In November 1967, Boucher was hospitalized after a recurrence of a respiratory ailment.

On February 20, 1968, the Board of Selectmen voted unanimously not to renew Boucher's six-month contract.

==Ellenville Village Manager==
On November 16, 1968, Boucher was appointed Village Manager of Ellenville, New York. Upon taking office, Boucher formulated a ten-point "program of progress", which consisted of centralizing purchasing, updating equipment and work methods, improving snow removal, implementing new budget procedures, hiring professional leadership for the street department, and creating programs for street renewal, narcotics control, youth, tree replacement, and the development of Mount Cathalia as a recreational facility. Of his ten points, Boucher was able to implement the first five, which he said resulted in "countless tax savings" for the people of Ellenville.

In July 1969, Ellenville Trustee Rivan Krieger moved to remove Boucher from office after Boucher signed a check (worth $11.63) that should've gone to the New York State Employee's Retirement Fund over to himself. He was later accused of having falsely claimed be a graduate of two colleges. In August 1969, Boucher resigned, citing "political pressure" and his "deteriorating" relationship with the Ellenville Board of Trustees.

==Maywood Village Manager==
In March 1970, Boucher was named Village Manager of Maywood, Illinois. On May 6, 1970 he was arrested and charged with theft by deception, improper use of license plates, and failure to register a vehicle in Illinois. Boucher was accused of using the same camper truck as collateral for two loans, failing to register in the state of Illinois a 1970 Cadillac he purchased in Louisiana, and using New York plates issued to a different car on his Cadillac. On May 15, the village board voted to suspend him indefinitely without pay pending an investigation. The investigation found "gross irregularities in his application for employment". Boucher had falsely claimed to have earned bachelor's and master's degrees in public administration from Northwestern University. He had also claimed to have served as city manager of Juneau, Alaska from 1958 to 1960, when he had actually been teaching. On May 28 the board voted to fire him.

On April 26, 1971, he pleaded guilty to theft of property under $150. Boucher admitted to securing a $2,500 loan from the Maywood Employees Credit Union and pledging the title of a camper truck as collateral. Although the agreement for this loan stated that the title was unencumbered, there was in fact an outstanding lien.

On May 15, 1971, he was sentenced to three years probation and order to repay the $2,500 and $300 interest at the rate of $200 a month.

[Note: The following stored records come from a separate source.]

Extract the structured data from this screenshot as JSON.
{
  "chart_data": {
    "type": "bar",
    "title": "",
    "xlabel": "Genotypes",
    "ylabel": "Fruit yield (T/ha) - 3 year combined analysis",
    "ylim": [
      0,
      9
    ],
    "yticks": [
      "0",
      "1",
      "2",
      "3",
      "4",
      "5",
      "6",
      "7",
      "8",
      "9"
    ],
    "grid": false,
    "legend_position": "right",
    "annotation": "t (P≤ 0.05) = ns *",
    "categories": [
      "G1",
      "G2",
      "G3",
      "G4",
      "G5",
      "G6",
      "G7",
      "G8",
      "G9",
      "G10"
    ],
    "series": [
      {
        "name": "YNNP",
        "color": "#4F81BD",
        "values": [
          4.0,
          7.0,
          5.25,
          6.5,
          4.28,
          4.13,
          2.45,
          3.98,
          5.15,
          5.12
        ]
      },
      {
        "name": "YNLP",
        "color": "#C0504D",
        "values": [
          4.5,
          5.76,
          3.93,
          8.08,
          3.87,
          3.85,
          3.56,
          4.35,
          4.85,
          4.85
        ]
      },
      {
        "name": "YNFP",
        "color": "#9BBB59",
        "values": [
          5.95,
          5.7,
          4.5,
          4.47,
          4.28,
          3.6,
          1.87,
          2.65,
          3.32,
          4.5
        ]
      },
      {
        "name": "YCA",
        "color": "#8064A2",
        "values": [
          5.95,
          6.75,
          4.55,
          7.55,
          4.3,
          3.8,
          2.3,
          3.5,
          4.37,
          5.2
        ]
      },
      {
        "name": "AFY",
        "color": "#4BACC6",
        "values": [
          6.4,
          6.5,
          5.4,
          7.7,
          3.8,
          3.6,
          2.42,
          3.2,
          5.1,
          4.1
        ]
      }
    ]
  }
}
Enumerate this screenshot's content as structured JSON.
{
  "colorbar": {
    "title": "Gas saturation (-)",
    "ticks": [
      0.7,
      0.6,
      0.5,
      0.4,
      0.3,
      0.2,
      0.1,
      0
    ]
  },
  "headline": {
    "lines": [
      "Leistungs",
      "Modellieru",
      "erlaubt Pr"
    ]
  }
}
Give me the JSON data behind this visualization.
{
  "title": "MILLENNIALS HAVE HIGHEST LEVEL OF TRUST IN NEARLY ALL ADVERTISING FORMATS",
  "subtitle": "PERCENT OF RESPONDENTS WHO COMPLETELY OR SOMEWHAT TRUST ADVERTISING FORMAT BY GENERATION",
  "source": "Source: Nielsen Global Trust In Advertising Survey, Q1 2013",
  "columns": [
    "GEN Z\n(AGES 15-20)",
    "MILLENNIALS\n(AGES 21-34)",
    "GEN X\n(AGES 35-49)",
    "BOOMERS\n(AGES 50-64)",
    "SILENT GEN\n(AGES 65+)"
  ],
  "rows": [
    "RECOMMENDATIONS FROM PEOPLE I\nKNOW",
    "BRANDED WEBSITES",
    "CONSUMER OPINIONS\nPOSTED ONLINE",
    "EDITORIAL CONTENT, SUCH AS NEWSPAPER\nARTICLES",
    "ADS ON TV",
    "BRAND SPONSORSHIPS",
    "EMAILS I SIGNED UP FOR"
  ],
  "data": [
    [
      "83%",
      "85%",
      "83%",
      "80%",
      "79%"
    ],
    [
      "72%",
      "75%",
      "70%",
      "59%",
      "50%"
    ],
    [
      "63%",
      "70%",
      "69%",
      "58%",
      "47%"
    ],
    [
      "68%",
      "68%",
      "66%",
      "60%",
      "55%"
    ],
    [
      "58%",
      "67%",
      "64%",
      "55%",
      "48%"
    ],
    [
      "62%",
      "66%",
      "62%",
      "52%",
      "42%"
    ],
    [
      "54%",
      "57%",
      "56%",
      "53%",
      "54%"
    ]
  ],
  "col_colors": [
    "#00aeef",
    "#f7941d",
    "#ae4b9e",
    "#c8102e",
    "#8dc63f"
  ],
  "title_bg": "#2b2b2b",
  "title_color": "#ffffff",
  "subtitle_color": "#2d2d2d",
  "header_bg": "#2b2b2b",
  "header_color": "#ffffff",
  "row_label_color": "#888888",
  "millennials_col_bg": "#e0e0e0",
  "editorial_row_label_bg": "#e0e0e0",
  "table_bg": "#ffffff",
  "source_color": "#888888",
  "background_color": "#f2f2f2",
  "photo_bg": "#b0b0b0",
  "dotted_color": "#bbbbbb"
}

In August 1971, Boucher's probation was revoked after he failed make any of his scheduled payments to the credit union. At his revocation hearing, Boucher testified that he was unable to secure employment and that his main sources of income were a welfare stipend of $256 a month, which he sent to his brother, who was caring of his children, and unemployment benefits of $74 a week which he used to pay his rent and to care for his wife, who was in an institution. He was sentenced to one year in Cook County Jail. Boucher appealed the order revoking his probation to the Illinois Appellate Court on the grounds that his rights under the Illinois and United States Constitutions were violated because his imprisonment would be "tantamount to imprisonment of an indigent for failure to pay a debt". The appellate court affirmed the Circuit Court of Cook County's decision on March 14, 1973. The Supreme Court of Illinois granted leave to appeal and on May 20, 1974, vacated the appellate court's decision.

==Personal life==
Boucher was married to Betty Boucher. They had three children. While they were in Saugus, Betty Boucher pushed for the creation of a town theater company. At her urging the Saugus Towncriers, now known as the Theatre Company of Saugus, was founded.

Boucher's hobbies included collecting rare books, listening to classical music, photography, fossil hunting, skiing, hiking, and sailing.